Everything is drawn. By that we don’t necessarily mean drawn on a piece of paper or computer screen, although that may well be the case. Drawn, as in imagined in the mind.

There is a visualisation of how things might be, or how they might turn out if given substance and brought into being – into some physical form.  In the case of MHCS we have designs for Munibung Hill as expressed in a Five-fold Vision and the associated projects that the Society is involved with.

How to bring all these together as an integrated working design
that delivers on the promises is the challenge.

Many of the design concepts are expressed in the Management Plan, 2022.  Most of them will only see the light of day by us working in collaborative ways with partner organisations.
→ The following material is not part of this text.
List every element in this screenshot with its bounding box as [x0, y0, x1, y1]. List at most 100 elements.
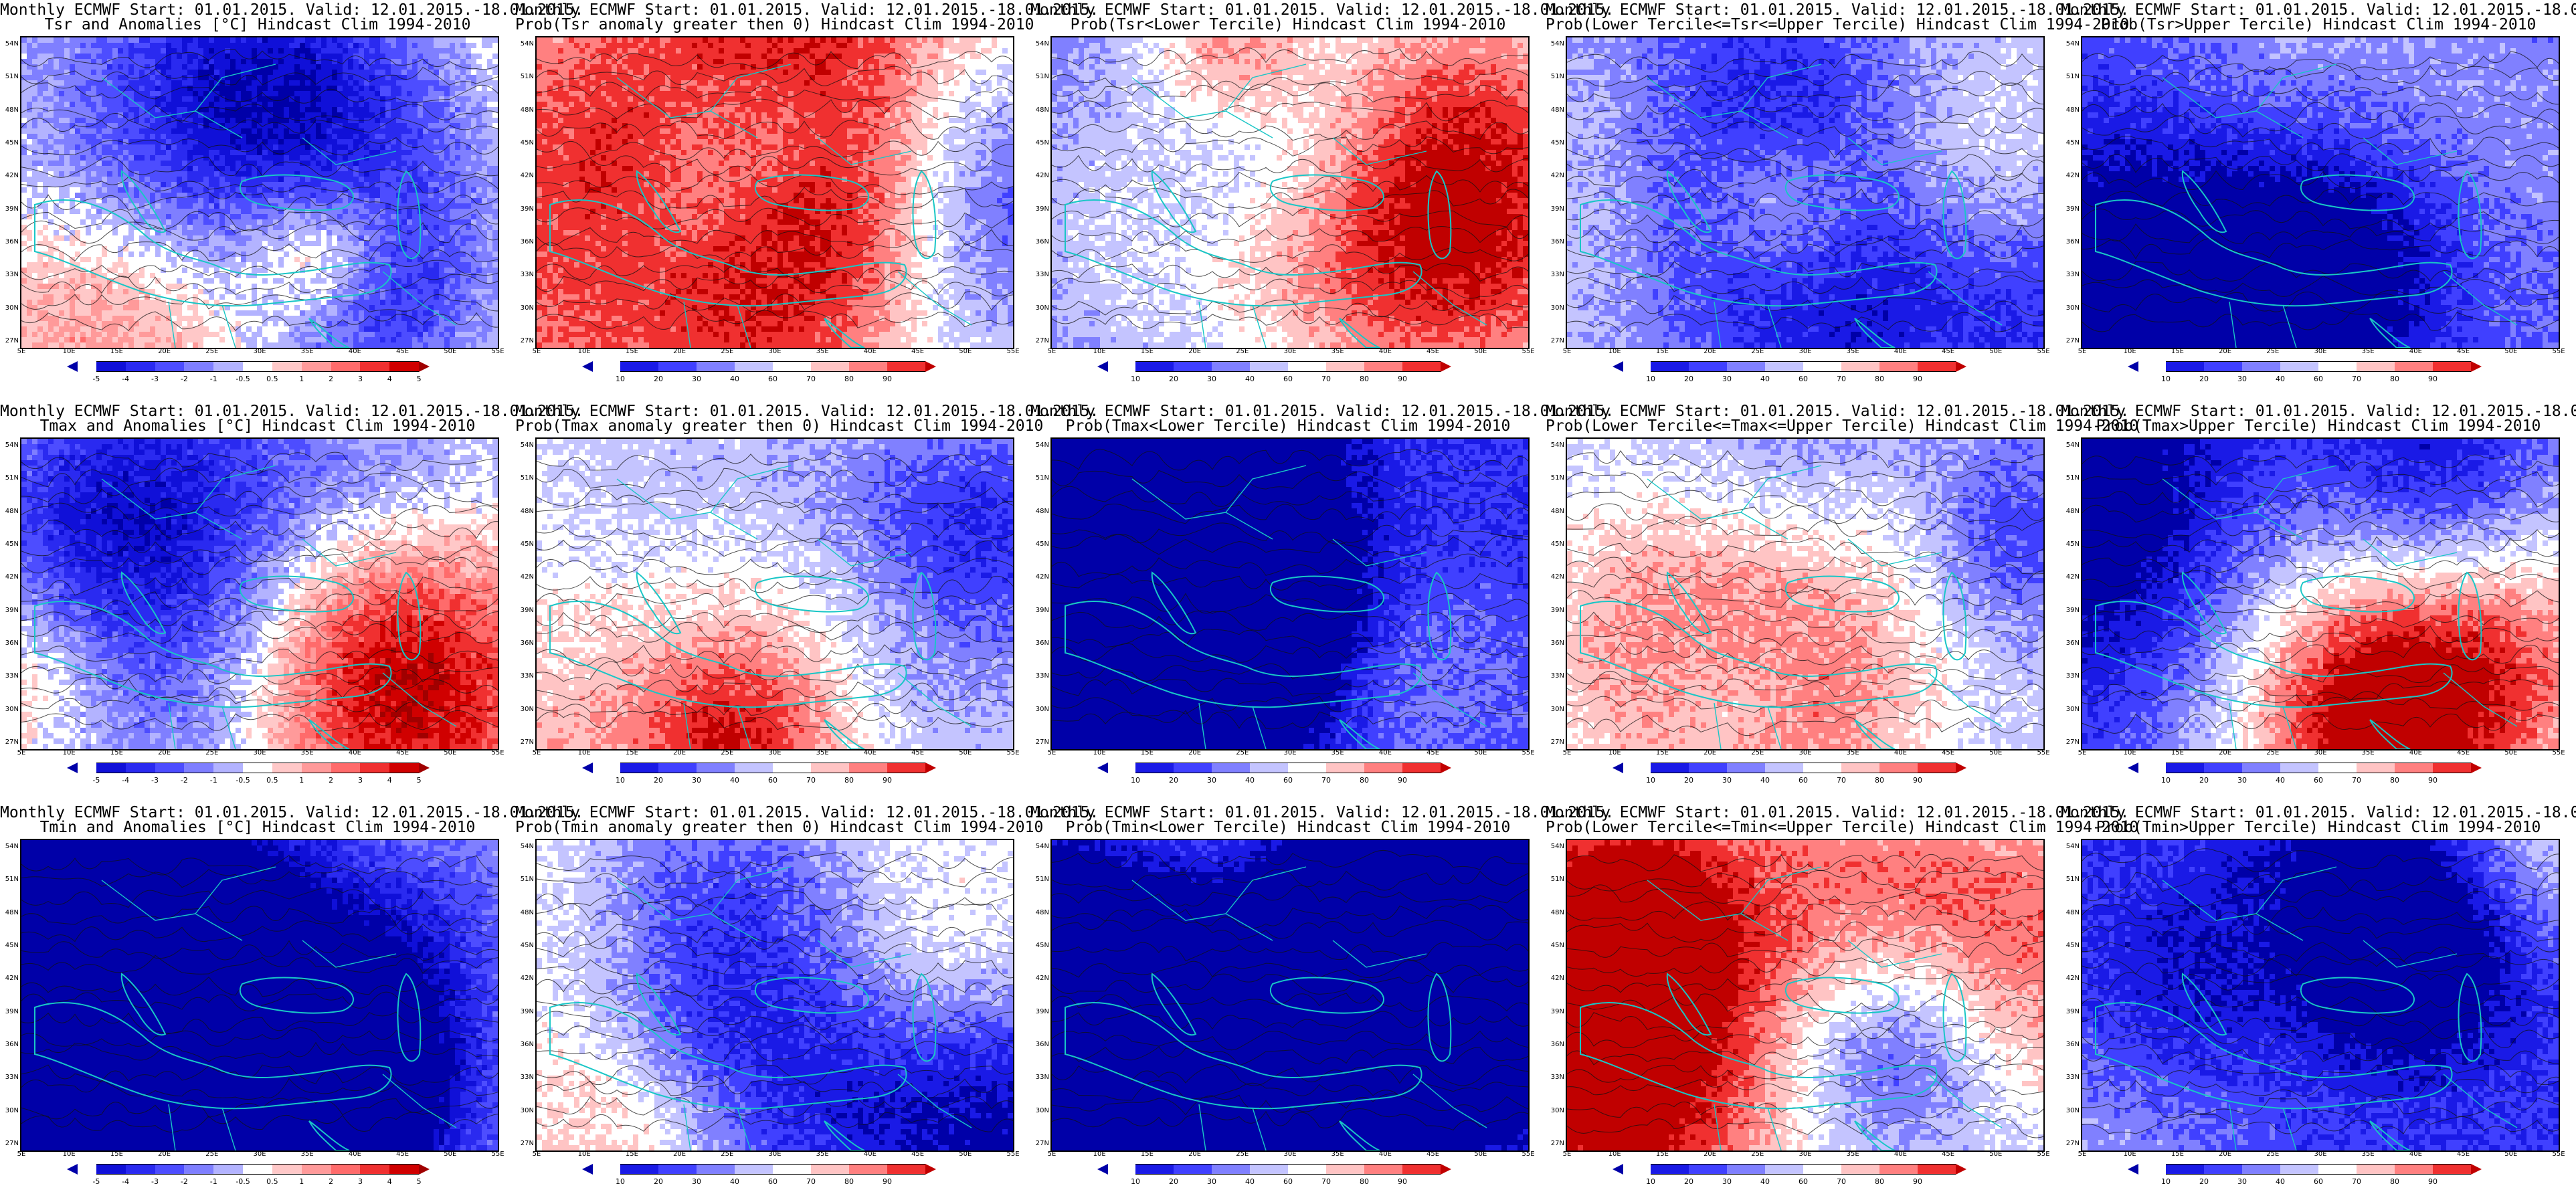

They will rely on strong community support.  On bringing people along with us, to bring them off the page and onto the ground. How will they stack up against best practice? Sound science? To be nature positive?

Design Strategies for Increasing Biodiversity, by Pamela Conrad, ArchDaily, November 26, 2024, tackles this subject.  Pamela writes …

The world has lost 60 percent of animal populations since 1970. This staggering decline reflects the growing pressures on ecosystems, from habitat destruction to climate change.

As these problems continue to escalate, the importance of preserving biodiversity and restoring ecosystems becomes clearer.

The term biodiversity – which means the variety of all life on Earth – is new to many. But it has been present in the work of landscape architects for decades.  There are key ways we can increase biodiversity:

Preserve
The simple importance of preserving biological life cannot be overstated. Much of the developed world’s historic response to impacting ecosystems has been mitigation. Yes, before it was a term used in reference to climate change.

Restore
Preservation is best, but we should take every opportunity to restore ecosystems where we can.  Working with ecologists and biologists is key to understanding the nuanced details — from soil regeneration to species selection, and planting arrangements that support habitable conditions.

Connect and Create
Harking back to Richard Foreman’s Land Mosaics, a book still on my shelf since landscape architecture grad school, I am reminded of the simple terms that outline the interconnection of habitats.

Habitat “patches” are areas of suitable habitat for species, while a “corridor” is a narrow strip of habitat that connects isolated habitat patches. Continuity and connectivity of corridors are critical to maintain, create, or restore healthy and resilient ecosystems.

Measure
In 2020, the Montreal COP15 paved the way for adopting the Kunming-Montreal Global Biodiversity Framework, setting four goals, including protecting at least 30 percent of the world’s land and ocean by 2030.